As a maker of conveyor systems for manufacturers, Shuttleworth always changed with the times. The 100-employee Huntington (Ind.) company's strong business in electronics dropped off about five years ago as more production moved overseas. After that, the company focused on conveyors for food, health care, automotive, and paper products—until this year, when it entered what could be its most profitable niche yet: solar panels.

"It's got some of the biggest potential of the markets we've been in," says Jim Bonahoom, Shuttleworth's vice-president for finance. Even though Shuttleworth only just entered the market, the company expects solar to account for one-fifth of its roughly $20 million in revenue this year, Bonahoom says.

The green movement has become increasingly mainstream in the small business world (BusinessWeek SmallBiz, Summer 2006) in recent years as small consumer companies have embraced environmental principles to address shoppers' concerns about climate change. Now small manufacturers like Shuttleworth are also betting on growth in green industries. Market researcher Clean Edge predicts that making and installing solar power systems will grow from a $20 billion to a $74 billion industry globally in the next decade, and the firm expects wind power installations to grow from $30 billion to $83 billion. Clean energy advocates envision a sea change on the scale of a "low-carbon industrial revolution," as a recent Deutsche Bank (DB) report called it, to halve carbon emissions by 2050.

New Frontier for Manufacturers

Both presidential candidates have proposed caps on carbon emissions. Barack Obama has called for $150 billion investment in clean energy technology over the next decade; John McCain has pledged $2 billion annually toward advancing clean coal, among other initiatives. Policymakers also hold out clean energy as a panacea for America's troubled manufacturing sector, which have shed 3.7 million jobs in the past decade, or more than 20% of its workforce, according to the Bureau of Labor Statistics.

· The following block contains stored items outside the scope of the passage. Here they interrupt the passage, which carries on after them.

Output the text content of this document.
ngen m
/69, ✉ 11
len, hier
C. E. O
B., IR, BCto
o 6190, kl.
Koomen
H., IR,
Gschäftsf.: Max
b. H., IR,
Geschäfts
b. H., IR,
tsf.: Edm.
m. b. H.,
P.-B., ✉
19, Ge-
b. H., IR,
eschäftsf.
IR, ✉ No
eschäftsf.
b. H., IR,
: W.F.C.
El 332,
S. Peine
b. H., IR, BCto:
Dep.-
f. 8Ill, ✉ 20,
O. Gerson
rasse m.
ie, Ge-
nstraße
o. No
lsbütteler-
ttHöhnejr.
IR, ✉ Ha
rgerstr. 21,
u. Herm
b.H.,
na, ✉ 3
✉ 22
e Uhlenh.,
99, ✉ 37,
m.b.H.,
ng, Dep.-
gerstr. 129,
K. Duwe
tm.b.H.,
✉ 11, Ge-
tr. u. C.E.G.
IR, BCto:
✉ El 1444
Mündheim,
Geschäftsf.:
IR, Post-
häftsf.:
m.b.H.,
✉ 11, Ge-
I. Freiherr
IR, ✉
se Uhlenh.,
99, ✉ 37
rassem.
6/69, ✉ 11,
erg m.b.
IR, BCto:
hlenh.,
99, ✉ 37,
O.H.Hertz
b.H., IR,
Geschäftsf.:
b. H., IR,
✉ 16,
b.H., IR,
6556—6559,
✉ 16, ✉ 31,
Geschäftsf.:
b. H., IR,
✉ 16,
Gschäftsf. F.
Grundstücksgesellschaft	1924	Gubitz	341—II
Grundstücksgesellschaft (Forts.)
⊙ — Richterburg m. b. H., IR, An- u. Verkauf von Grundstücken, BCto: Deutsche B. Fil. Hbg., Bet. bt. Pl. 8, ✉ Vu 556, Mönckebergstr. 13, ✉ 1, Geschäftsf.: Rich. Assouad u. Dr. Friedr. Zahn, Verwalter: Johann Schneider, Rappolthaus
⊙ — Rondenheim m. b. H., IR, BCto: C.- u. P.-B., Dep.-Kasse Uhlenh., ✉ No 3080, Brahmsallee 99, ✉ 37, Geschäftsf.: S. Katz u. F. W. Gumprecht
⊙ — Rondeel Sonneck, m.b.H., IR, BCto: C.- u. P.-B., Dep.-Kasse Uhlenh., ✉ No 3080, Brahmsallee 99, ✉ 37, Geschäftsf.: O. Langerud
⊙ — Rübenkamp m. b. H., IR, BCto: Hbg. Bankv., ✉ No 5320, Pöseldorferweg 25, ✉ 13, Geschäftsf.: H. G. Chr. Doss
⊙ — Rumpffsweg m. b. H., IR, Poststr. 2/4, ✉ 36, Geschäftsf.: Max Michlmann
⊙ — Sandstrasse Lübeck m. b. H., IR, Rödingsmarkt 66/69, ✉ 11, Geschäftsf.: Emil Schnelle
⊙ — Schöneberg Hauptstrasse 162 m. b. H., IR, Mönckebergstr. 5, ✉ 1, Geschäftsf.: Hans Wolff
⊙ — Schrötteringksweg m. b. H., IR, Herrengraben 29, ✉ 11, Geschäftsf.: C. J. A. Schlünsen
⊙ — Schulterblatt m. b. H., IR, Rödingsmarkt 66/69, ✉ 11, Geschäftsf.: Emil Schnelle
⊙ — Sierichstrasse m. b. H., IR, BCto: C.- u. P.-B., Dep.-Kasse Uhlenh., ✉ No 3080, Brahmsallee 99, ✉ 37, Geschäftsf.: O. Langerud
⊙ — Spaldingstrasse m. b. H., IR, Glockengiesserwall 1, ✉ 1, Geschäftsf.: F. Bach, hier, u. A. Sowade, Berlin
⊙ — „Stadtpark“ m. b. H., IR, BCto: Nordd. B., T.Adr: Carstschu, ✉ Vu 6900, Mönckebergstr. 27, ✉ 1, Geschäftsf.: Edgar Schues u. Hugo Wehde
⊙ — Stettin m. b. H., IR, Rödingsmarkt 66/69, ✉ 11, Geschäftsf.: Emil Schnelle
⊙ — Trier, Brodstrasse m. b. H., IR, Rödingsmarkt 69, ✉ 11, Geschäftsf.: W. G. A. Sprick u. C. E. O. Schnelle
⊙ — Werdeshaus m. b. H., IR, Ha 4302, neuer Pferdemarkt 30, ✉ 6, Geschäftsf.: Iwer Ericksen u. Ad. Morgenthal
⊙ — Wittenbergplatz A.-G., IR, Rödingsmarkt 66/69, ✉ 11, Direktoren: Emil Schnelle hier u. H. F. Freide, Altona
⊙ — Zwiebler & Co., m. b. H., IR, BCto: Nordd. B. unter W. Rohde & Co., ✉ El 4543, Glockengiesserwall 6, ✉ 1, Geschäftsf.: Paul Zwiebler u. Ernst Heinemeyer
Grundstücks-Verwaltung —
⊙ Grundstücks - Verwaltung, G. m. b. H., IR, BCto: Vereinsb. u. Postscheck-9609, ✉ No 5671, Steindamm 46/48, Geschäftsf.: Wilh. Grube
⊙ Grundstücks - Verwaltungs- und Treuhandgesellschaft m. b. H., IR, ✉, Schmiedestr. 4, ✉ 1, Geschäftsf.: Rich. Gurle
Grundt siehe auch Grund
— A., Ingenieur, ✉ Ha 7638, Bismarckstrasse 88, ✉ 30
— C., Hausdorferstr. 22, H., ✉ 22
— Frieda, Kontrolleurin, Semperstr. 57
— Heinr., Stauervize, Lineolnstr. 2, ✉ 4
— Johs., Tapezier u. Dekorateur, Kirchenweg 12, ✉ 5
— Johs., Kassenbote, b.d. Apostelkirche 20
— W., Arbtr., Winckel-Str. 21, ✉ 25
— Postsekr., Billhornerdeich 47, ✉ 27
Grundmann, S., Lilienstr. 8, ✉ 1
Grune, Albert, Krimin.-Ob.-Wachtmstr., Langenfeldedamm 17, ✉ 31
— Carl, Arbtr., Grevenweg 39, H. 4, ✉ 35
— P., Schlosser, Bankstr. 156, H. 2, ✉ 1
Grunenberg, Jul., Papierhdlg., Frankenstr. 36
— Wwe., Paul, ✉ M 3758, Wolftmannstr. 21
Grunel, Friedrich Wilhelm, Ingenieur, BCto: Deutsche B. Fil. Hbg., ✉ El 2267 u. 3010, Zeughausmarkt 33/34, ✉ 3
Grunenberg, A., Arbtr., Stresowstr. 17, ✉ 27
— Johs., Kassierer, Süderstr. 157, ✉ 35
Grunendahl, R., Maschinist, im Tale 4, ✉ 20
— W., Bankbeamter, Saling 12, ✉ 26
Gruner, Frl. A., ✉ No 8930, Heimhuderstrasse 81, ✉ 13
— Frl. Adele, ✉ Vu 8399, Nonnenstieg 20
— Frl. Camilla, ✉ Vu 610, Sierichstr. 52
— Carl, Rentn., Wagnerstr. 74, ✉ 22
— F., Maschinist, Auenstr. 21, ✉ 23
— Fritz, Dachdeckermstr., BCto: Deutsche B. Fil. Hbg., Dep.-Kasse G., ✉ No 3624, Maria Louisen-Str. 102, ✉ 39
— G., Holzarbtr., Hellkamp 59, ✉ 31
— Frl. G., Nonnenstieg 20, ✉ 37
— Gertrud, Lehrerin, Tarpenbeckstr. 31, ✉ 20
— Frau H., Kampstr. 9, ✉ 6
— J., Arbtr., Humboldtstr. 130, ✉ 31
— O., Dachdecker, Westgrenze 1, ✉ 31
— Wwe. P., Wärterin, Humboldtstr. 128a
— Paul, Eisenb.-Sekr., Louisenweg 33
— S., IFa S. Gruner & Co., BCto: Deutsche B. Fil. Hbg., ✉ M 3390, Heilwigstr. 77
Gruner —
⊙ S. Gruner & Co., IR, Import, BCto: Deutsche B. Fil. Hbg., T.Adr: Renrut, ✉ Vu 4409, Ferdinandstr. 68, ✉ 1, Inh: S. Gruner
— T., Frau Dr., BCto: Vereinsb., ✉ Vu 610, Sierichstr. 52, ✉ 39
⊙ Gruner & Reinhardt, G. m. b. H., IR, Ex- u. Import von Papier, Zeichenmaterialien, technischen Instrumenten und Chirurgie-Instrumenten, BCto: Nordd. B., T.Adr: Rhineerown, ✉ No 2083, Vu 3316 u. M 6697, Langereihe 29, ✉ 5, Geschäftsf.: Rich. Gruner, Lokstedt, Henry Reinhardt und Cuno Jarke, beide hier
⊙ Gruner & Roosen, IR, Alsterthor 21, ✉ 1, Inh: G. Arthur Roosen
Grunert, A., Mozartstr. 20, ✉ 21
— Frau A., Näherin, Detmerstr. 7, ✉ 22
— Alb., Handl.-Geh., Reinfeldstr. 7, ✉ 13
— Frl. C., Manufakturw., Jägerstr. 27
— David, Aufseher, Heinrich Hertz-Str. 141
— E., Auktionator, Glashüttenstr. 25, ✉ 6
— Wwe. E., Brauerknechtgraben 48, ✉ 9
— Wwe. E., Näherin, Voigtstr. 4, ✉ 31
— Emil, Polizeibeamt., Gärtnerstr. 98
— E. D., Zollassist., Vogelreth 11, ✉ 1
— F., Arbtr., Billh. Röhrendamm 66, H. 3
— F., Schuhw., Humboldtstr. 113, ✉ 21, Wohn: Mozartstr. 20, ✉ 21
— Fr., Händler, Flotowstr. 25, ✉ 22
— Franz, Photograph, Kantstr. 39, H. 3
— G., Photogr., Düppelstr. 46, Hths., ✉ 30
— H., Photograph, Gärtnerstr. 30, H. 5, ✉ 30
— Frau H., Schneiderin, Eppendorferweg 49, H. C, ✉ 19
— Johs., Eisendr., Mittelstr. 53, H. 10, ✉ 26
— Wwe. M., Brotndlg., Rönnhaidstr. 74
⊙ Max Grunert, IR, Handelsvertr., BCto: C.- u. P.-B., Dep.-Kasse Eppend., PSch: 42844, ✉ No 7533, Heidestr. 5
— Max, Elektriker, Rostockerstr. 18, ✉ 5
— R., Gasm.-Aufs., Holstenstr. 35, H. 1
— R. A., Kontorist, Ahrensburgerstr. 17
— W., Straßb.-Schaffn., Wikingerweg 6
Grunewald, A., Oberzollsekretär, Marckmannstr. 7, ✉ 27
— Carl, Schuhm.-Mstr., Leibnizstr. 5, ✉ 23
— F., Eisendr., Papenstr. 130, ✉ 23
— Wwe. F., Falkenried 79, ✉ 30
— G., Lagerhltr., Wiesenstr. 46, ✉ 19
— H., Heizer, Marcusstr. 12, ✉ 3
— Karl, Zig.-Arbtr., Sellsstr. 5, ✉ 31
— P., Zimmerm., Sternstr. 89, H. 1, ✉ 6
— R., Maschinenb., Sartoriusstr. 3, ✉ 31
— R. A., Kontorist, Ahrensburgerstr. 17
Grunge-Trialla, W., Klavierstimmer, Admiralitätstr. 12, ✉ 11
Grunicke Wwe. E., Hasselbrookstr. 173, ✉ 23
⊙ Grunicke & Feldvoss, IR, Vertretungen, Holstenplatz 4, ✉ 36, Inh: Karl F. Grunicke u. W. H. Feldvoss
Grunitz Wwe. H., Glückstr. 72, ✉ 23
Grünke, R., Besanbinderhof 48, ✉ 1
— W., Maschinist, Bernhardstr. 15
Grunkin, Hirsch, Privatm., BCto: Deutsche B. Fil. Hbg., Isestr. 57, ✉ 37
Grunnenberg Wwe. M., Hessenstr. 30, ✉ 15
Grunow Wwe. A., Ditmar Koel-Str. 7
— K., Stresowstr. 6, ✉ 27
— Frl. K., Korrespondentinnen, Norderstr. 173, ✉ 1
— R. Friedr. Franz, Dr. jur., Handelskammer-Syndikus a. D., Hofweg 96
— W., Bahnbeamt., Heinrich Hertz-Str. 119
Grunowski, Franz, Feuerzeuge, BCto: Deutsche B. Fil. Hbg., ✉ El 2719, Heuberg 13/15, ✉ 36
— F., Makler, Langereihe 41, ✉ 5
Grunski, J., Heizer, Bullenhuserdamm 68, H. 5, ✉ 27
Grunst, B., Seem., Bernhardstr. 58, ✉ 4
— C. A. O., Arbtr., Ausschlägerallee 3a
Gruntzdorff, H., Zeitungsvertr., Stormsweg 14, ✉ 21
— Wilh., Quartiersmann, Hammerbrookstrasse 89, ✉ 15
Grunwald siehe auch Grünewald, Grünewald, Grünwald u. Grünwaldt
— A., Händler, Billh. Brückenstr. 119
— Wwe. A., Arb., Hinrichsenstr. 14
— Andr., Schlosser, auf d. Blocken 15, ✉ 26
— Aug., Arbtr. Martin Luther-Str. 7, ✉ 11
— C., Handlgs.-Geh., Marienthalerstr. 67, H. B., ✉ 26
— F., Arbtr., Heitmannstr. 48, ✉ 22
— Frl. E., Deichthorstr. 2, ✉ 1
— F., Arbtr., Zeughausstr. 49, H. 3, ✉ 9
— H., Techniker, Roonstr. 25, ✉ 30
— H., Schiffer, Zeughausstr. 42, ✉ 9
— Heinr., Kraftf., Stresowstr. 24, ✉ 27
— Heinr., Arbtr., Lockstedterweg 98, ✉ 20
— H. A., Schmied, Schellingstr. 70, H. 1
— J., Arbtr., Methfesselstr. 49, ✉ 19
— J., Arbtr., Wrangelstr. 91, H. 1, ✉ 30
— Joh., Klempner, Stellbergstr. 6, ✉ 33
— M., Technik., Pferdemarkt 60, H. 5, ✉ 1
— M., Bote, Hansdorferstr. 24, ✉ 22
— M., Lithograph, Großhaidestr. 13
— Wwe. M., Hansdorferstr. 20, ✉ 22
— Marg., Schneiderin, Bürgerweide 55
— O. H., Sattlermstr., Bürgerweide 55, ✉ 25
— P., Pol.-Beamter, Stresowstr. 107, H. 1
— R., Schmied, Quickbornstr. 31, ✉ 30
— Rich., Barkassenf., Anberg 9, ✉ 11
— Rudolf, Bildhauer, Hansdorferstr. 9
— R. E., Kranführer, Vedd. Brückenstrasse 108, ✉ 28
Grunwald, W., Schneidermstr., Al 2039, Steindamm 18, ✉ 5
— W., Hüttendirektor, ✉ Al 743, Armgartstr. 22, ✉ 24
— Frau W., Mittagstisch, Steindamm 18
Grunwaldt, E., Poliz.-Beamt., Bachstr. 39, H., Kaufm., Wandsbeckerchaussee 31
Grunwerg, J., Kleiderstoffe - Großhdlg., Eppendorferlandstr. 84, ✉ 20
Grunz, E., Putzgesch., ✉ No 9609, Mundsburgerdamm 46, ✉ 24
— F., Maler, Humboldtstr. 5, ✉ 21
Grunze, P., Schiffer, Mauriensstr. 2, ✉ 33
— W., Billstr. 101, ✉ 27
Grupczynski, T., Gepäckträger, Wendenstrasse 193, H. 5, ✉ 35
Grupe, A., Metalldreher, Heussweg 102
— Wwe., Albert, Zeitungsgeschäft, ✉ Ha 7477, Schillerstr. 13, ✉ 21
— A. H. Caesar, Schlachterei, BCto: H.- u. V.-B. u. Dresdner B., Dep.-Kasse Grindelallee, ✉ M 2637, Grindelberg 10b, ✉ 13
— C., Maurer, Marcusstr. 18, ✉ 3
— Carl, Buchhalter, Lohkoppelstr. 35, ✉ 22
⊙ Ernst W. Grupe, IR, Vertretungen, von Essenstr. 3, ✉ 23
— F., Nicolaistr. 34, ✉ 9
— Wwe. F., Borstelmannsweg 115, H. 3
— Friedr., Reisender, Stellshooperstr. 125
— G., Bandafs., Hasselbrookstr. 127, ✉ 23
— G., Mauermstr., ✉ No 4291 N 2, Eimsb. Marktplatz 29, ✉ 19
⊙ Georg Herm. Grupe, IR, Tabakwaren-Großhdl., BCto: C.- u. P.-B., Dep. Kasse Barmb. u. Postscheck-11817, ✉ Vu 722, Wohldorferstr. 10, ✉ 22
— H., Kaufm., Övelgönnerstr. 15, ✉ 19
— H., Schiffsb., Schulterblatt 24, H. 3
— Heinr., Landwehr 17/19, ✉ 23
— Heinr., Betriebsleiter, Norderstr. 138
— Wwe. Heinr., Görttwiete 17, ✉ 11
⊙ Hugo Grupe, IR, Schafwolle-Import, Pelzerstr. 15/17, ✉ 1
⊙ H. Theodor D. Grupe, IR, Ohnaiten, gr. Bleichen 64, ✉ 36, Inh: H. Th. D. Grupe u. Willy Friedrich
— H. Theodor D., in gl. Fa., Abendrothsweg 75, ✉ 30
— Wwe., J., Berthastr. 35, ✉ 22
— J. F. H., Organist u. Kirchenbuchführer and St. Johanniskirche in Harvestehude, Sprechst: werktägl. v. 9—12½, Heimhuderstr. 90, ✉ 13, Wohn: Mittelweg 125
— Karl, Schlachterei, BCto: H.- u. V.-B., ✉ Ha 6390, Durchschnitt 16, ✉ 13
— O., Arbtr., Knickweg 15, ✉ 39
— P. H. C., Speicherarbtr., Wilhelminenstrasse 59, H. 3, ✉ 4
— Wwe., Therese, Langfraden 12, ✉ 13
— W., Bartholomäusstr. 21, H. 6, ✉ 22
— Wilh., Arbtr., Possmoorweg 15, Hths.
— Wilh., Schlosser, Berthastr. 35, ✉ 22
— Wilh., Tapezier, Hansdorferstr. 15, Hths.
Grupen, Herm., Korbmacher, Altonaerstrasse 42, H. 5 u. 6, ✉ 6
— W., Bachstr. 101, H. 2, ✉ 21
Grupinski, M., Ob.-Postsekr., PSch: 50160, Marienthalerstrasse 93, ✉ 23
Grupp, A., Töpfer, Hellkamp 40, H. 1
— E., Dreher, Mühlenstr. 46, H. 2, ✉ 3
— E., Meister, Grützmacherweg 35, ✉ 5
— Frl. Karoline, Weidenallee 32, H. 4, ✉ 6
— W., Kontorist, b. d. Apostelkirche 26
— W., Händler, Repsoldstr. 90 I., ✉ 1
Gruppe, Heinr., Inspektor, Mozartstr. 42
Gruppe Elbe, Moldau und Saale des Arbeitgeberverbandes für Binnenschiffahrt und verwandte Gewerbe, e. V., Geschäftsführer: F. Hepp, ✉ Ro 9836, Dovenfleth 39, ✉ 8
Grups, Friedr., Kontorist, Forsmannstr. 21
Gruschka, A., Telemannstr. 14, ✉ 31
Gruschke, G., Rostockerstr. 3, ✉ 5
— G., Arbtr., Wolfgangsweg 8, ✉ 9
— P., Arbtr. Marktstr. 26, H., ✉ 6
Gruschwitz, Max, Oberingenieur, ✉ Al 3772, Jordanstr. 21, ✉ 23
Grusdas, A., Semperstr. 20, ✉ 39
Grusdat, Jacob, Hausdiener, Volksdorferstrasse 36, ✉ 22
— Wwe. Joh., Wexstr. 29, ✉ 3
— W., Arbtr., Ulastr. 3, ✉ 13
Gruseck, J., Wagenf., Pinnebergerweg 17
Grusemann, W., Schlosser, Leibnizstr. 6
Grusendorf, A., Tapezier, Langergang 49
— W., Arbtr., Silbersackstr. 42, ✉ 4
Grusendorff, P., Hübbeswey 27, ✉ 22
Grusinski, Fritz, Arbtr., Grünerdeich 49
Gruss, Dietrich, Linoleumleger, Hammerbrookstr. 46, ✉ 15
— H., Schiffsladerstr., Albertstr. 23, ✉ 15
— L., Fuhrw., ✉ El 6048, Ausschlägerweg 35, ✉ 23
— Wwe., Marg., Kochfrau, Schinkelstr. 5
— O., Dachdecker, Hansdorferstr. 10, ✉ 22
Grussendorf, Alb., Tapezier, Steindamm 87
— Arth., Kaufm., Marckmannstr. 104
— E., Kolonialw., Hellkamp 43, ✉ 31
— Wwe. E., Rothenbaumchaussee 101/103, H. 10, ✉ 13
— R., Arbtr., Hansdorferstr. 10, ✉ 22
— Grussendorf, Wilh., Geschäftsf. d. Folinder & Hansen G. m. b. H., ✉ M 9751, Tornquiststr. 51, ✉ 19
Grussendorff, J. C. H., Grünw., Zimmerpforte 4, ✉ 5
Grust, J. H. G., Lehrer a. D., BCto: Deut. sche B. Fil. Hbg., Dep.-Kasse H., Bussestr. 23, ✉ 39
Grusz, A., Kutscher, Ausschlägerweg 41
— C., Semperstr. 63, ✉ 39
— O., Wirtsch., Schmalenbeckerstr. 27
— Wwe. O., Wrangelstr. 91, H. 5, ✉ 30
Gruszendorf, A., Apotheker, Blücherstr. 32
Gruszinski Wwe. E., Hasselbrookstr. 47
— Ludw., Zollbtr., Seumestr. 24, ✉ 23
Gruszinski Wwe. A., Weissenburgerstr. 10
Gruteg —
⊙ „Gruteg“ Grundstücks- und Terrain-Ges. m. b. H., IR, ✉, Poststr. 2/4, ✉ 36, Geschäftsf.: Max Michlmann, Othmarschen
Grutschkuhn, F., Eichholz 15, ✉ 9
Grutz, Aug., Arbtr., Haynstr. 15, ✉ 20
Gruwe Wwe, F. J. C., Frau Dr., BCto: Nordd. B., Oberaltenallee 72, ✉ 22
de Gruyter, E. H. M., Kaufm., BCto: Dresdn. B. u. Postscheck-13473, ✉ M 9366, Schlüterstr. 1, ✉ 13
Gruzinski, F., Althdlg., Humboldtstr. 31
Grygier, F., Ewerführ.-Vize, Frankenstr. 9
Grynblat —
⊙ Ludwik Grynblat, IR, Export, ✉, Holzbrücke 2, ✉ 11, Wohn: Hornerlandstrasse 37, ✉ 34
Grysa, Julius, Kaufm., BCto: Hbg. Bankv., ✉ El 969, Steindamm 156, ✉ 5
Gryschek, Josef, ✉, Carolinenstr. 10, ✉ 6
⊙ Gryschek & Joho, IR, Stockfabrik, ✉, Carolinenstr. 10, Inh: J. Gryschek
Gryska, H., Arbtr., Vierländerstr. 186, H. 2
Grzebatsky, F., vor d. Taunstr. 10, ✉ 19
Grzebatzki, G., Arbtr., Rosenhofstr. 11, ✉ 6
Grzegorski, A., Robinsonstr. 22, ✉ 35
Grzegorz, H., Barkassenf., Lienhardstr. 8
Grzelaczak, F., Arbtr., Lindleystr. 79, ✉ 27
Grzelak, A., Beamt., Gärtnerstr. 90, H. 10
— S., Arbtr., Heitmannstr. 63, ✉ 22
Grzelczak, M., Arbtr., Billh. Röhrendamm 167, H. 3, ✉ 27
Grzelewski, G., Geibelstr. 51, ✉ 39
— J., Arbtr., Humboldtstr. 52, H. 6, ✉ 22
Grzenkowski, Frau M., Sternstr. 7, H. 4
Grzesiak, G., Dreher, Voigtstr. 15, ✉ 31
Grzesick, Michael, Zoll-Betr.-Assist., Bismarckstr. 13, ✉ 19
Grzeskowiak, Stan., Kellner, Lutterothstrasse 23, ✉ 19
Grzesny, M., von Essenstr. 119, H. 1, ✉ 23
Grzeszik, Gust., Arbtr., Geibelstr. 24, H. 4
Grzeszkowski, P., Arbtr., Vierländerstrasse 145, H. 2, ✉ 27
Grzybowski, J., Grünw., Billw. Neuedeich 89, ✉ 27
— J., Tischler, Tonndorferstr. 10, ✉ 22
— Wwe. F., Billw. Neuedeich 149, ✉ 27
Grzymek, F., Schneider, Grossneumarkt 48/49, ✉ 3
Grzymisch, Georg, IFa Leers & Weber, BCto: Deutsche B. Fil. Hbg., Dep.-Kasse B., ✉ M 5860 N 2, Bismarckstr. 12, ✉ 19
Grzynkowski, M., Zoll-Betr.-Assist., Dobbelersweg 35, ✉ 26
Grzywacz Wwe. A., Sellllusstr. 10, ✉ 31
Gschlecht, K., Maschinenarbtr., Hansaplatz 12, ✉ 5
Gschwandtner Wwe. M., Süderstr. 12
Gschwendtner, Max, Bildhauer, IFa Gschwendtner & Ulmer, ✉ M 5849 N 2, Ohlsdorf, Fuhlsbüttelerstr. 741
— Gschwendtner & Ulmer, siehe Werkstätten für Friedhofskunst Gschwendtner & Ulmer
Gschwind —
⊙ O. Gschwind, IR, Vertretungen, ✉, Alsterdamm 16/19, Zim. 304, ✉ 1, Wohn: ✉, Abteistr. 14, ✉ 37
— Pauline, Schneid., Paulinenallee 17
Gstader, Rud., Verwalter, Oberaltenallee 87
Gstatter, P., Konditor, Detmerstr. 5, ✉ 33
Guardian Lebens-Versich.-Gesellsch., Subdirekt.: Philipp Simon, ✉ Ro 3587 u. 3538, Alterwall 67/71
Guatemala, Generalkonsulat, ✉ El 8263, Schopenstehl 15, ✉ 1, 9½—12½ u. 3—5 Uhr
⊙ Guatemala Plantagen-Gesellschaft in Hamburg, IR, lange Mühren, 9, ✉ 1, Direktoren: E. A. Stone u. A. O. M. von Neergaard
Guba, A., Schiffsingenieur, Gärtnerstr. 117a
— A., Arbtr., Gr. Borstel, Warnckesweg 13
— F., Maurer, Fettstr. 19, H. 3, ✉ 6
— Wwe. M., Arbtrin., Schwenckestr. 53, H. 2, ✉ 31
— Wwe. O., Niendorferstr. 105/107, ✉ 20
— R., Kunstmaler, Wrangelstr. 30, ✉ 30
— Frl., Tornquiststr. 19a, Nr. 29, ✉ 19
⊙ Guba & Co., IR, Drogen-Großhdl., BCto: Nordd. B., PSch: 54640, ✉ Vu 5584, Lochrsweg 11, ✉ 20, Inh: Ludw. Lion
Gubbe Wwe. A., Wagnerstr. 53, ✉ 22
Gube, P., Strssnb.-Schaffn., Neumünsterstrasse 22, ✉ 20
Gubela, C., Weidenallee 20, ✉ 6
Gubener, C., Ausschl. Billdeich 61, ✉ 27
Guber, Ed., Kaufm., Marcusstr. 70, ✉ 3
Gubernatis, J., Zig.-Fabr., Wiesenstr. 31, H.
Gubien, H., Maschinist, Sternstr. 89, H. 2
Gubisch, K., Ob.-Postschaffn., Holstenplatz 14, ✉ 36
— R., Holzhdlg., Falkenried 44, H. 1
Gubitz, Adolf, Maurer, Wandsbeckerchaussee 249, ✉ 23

A September report by the Center for American Progress, a progressive think tank, calls for an economic stimulus plan that would create 2 million green-collar jobs through $100 billion in tax credits and direct investment. Van Jones, a senior fellow at the center and author of The Green Collar Economy, says small businesses that offer ways to use less energy and produce it more cleanly could grow fast. For example, construction firms can focus on retrofitting buildings to be more efficient, and manufacturers can supply components for renewable power sources. "Wind in particular has some features that make building stuff here smart, because [facilities are] heavy," Jones says. "The towers are 20 tons of steel. The turbines are made of 8,000 parts."

One entrepreneur ready to create such green-collar jobs is Richard Wheat, president of Eagle Hoist in Louisville, Ky. The company makes heavy-duty lifts to move people and materials at high-rise construction and industrial sites. A wind farm developer asked him eight months ago to design a hoist that could fit inside wind turbine towers, so technicians don't have to climb 20 stories—with their tools—to get to the top.